HAVADA KAN KOKUSU VAR


  
 Kurbanbayramı yaklaştı ya, büyük marketlerin reyonlarının en gözükür yerlerinde koca koca bıçaklar, etlere geçirilecek şişler.. Bazılarının camlarında boynuzlu bir koç resmi ve altında”kurban siparişleri alınır” tarzında yazılar.

   Taze etler, deep freezleri bekliyor. Her yıl yaşanan “kesim” rezaletlerinin bu yıl da yaşanacağına bahse girerim.Yine yasaklara rağmen dereler kan akacak,çoluk çocuğun gözleri önünde hayvanlar boğazlanacak, ellerinde satır, taş, sopalarla “cellatlar” hayvan avına çıkacak.  Ne ceza işleyecek ne AB’ye ayıp olacak korkusu. Kesilen hayvanların çoğu da ailelerin kışlık et stoku olarak derin dondurucularda yerini alacak. Fakir fukara el ayak çekildiğinde çöplerden kelle, sakatat dolduracak naylon torbalarına.

   Yeri geldi diye düşünüp, geçtiğimiz yıl kurban bayramının üçüncü günü Hürriyet Gazetesi’nde yayınlanan bir araştırmayı aynen aktarmak istiyorum:

   İngiltere’deki Babraham Enstitüsü’nde yapılan araştırma, o melul bakışların ardında muhteşem bir hafıza olduğunu ortaya koymuş. Koyunlar, sürüdeki arkadaşları, çobanları ve yakın çevredeki tanışları derken, elli, altmış resmi belleklerine kaydedebiliyorlar.
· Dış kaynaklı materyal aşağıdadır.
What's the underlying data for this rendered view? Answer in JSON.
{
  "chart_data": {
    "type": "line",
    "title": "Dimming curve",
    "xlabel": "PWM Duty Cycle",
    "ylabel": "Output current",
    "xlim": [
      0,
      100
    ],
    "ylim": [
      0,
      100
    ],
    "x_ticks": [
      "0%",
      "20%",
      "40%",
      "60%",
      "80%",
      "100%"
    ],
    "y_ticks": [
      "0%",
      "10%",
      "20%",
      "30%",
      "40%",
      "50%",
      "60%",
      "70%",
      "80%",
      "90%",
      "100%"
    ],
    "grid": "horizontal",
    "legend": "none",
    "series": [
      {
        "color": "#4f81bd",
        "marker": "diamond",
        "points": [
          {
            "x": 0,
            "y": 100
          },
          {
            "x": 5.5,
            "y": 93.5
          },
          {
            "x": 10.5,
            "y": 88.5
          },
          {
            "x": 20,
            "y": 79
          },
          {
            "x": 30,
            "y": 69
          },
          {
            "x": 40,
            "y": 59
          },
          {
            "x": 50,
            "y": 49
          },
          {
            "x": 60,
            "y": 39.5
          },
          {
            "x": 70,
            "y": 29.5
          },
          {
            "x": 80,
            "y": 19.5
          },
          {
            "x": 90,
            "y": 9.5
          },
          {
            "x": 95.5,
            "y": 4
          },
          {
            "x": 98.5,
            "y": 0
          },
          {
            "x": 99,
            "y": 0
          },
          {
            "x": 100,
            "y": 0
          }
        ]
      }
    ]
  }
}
Yani, eğer tanıdığınız bir koyunu kesiyorsanız, bilin ki o da sizi çok yakından tanıyor.

   Meğer beslediğimiz koyunları keserken çok güzel dostlukları da öldürürmüşüz. Çünkü onlar, yakından tanıdıklarına bağlanır, severmiş.Artık hiçbir yaşam umudu kalmadığını anladıkları an, kellerini teslim ederken sürüdeki tanışları, çobanları da dahil sevdiklerinin yüzleri film şeridi gibi geçermiş gözlerinin önünden. Belleklerine kaydedilen son resim ise elinde bıçağı ile yaklaşan kasap olurmuş. Aptal sandığımız o hayvanlar öyle bir bilince sahipmiş ki, artık yaşam umudu kalmadığını anladıkları an, boyunlarını teslim edermiş.

   Kuzular analarından, analar kuzularından ayrı düştüğü zaman günlerce ağlarlarmış. Anıları öyle derin olurmuş ki ayrılık acısı iki yıl sürermiş. Bazı insanların vefasından çok daha uzun.
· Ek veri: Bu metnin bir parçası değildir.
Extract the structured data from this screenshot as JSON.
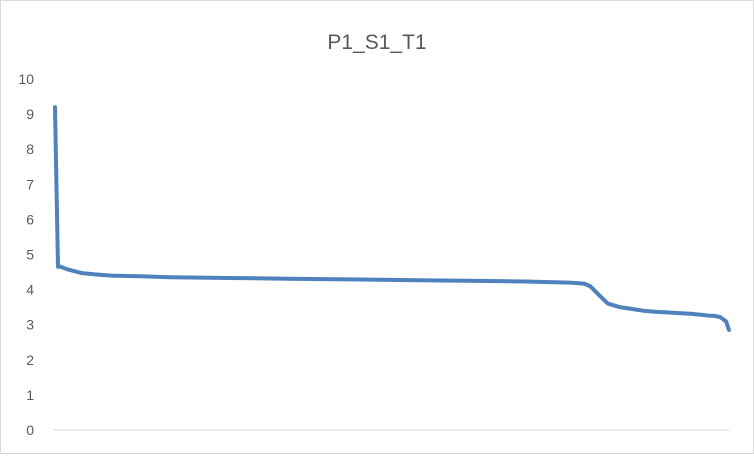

   Bu bilgileri, İngiltere’deki Babraham Enstitüsü’ndeki   Prof.Keith Kentrick’in araştırmalarındanöğreniyoruz. Salaktır, duygusuzdur diye ikinci sınıf hayvan muamelesine maruz kalan koyunlarla ilgili çok şaşırtıcı sonuçlar elde ediliyor. Koyunlar melul melul bakarken tanıdıklarını profilden bile teşhis edebiliyorlar. Hafızalarında taşıdıkları resimlerin sahipleri çevrelerinde olmadığı zaman onları düşünmeye başlıyorlar. Hasretin ta kendisi. Enstitü’nün Nature dergisinde yayınlanan araştırmasına göre; sürüden tanıdıkları koyunların resimleri gösterildiğinde rahatlayan hayvanlar, karşılarına keçi ve üçgen görüntüleri çıkınca strese giriyorlar. Deney sırasında yapılan tüm ölçümlerde tanıdık resimlerin stresi azalttığı tespit ediliyor. Sevdiğini gören hayvancık daha mutlu oluyor.
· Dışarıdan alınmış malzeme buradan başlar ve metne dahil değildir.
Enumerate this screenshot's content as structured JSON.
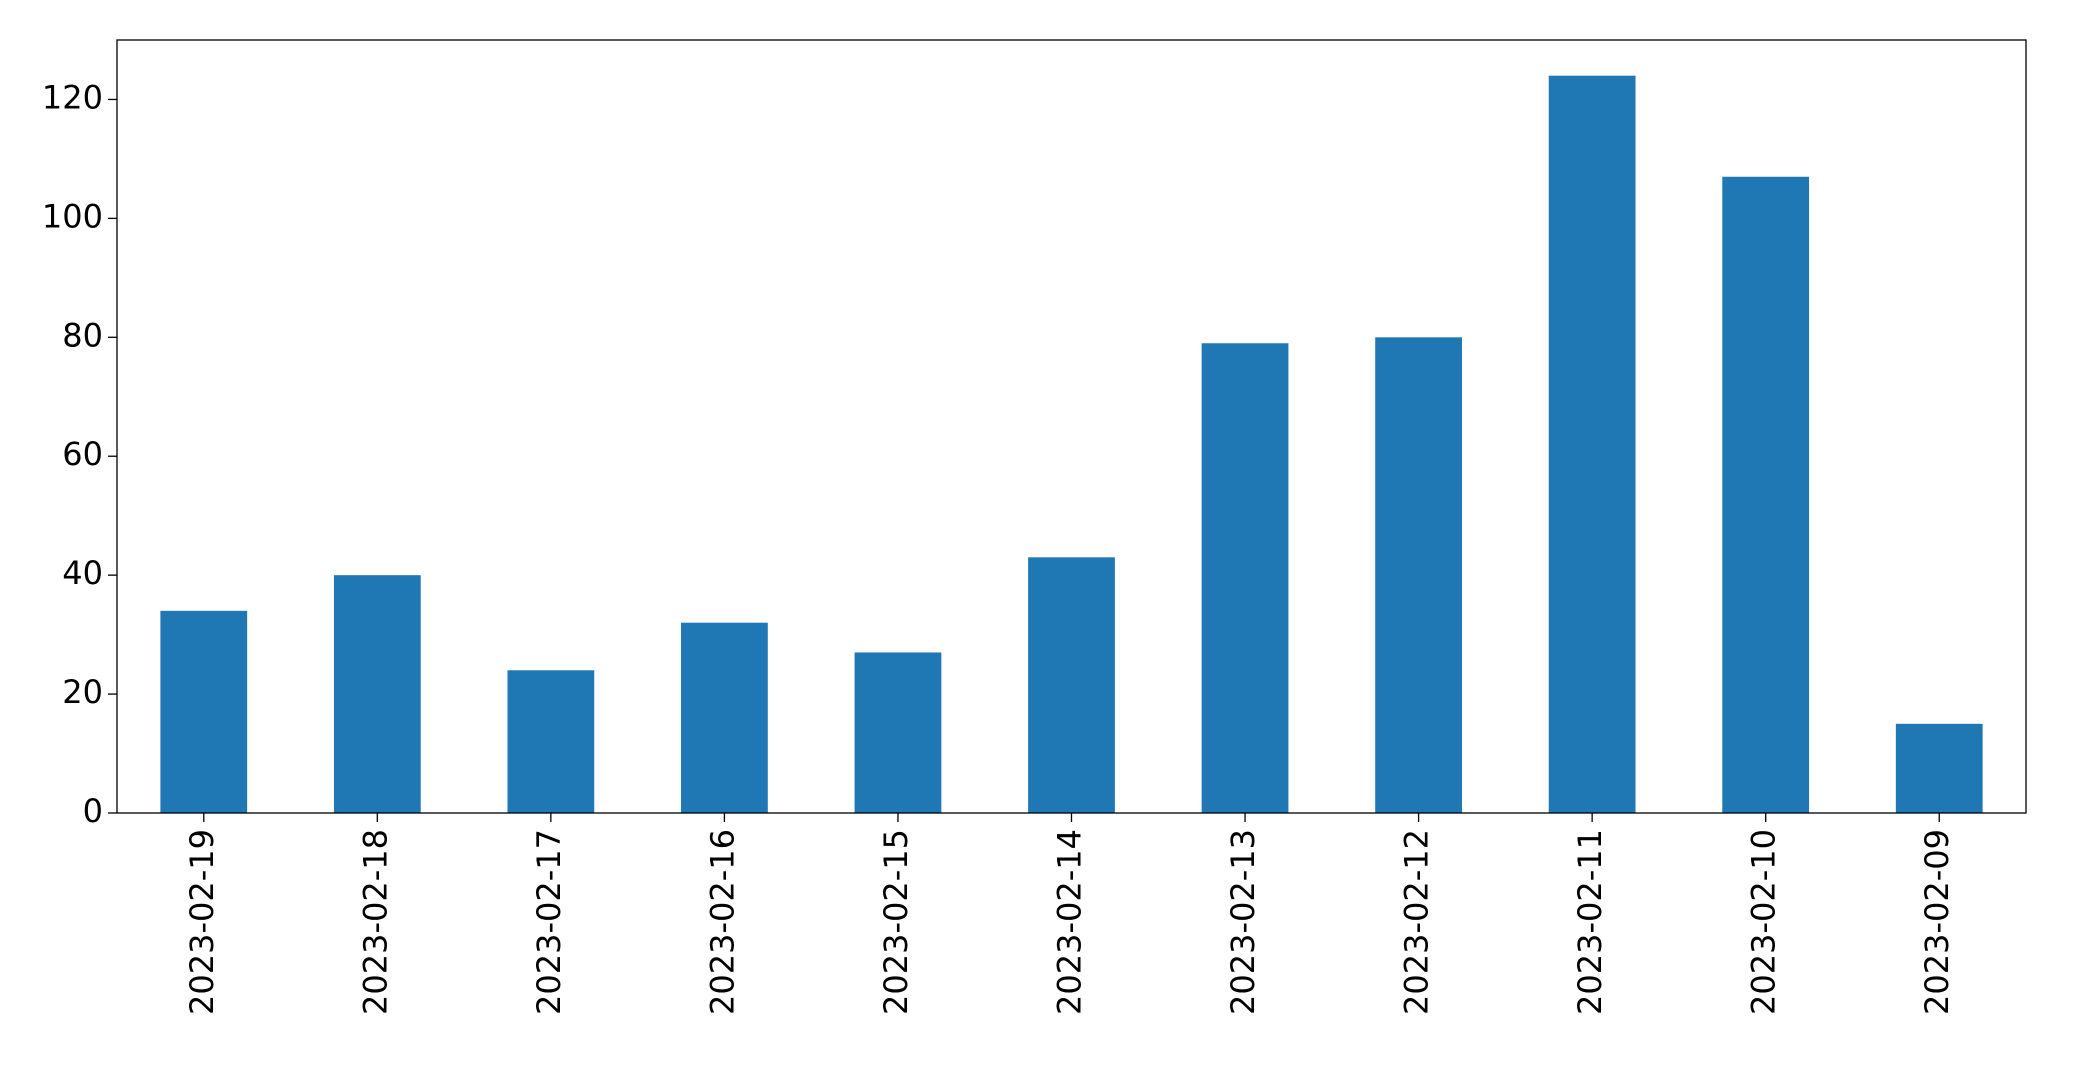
{
  "chart_data": {
    "type": "bar",
    "categories": [
      "2023-02-19",
      "2023-02-18",
      "2023-02-17",
      "2023-02-16",
      "2023-02-15",
      "2023-02-14",
      "2023-02-13",
      "2023-02-12",
      "2023-02-11",
      "2023-02-10",
      "2023-02-09"
    ],
    "values": [
      34,
      40,
      24,
      32,
      27,
      43,
      79,
      80,
      124,
      107,
      15
    ],
    "color": "#1f77b4",
    "ylim": [
      0,
      130
    ],
    "yticks": [
      0,
      20,
      40,
      60,
      80,
      100,
      120
    ],
    "grid": false
  }
}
   Bu araştırma insan ve koyundaki yüz tanıma sisteminin benzer şekilde çalıştığını da gösteriyor. Koyunlarda korku ve stresi kontrol eden bölge beynin sağ tarafında aynı insanlardaki gibi. Prof.Kentrick, bir koyunun tanıdıklarını çevresinde göremeyince yokluk acısı çektiğini düşünüyor. Koyunlarla aramızdaki bu beyinsel benzerlik, sevdiğimiz insanların resimlerini neden yanımızda taşıdığımızı açıklıyor. Ama maalesef onlar, sevdiklerinin resmini yanında taşıyamıyor. Aradan iki yıl geçtikten sonra bile eski simaları tanıyan koyunlar, bu insani özellikleri yüzünden ebediyen “bön” damgası yemeye mahkum oluyorlar. Çünkü o melul bakışların ardında hemen her zaman birilerine duyulan özlem yatıyor. Bön bön bakarak geviş getirirken kimbilir belki de çok hasretini çektikleri sürü arkadaşlarını düşünüyorlar
Bu bilimsel araştırmanın ilginç, bir o kadar da çarpıcı sonuçlarının ışığı altında, kuyruğundan, boynuzundan çeke çeke icabında sopalarla döve döve kesime götürülen o hayvancıkların neler hissettiklerini belki biraz olsun anlayıp, insan olduğumuzu hatırlarız. Kimbilir?